Apprenons des Russes :

Qu’on le veuille ou non, l’initiative du Régiment éternel nous donne une leçon, une leçon de force : imagine-t-on ici une manifestation spontanée qui unirait les citoyens avec le président ? une leçon citoyenne et de foi ; une leçon militante enfin, car les Russes, ostracisés hier et aujourd’hui[4], savent que le passé n’est pas mort quant aux leçons qu’il a laissées et quant aux démons qui l’ont parcouru et ne demandent qu’à revenir ; une Russe vivant à Lyon s’exprime ainsi lors d’un de ces défilés : « C’est un appel en faveur de l’union de toutes les forces du monde pour qu’il n’y ait plus jamais de guerre sur notre planète. C’est le but principal de l’action. Nous portons les portraits de nos grands-pères, pères, arrière-grands-pères comme des icônes. Le Régiment immortel, ce sont des cœurs immortels ! Et nous voulons passer ce relais à nos enfants et à nos petits-enfants. Pour qu’ils n’aient jamais à prendre les armes et à participer à la troisième guerre mondiale »[5].
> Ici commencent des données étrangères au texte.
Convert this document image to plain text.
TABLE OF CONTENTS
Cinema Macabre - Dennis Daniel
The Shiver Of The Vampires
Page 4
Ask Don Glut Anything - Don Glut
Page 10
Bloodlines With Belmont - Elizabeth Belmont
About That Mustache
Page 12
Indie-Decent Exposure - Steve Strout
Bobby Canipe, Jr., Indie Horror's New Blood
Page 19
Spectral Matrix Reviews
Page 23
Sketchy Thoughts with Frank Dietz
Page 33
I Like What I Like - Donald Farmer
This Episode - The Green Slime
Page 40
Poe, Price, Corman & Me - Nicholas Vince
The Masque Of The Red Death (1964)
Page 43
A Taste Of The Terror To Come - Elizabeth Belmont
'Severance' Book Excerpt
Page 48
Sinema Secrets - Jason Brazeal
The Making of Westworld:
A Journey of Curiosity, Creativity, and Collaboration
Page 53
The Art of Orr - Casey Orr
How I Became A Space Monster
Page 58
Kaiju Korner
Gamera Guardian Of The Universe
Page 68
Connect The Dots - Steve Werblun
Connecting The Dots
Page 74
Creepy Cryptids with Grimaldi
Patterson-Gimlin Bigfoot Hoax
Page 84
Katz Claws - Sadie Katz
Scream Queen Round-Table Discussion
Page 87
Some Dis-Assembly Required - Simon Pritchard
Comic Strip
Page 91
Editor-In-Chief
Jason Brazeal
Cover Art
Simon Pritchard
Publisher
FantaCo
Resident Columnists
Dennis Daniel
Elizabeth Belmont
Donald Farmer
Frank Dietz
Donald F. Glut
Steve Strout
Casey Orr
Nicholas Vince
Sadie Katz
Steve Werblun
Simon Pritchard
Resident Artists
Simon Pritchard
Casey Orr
Je sais que nous avons, ici, nos minutes de silence et notre « devoir de mémoire », précisément je voudrais citer Vladimir Jankélévitch qui a beaucoup réfléchi et écrit sur ce sujet : « Le passé ne se défend pas tout seul comme se défendent le présent et l’avenir (…) Tel est le cas du passé en général : le passé a besoin qu’on l’aide, qu’on le rappelle aux oublieux, aux frivoles et aux indifférents, que nos célébrations le sauvent sans cesse du néant ou du moins retardent le non-être auquel il est voué »[6].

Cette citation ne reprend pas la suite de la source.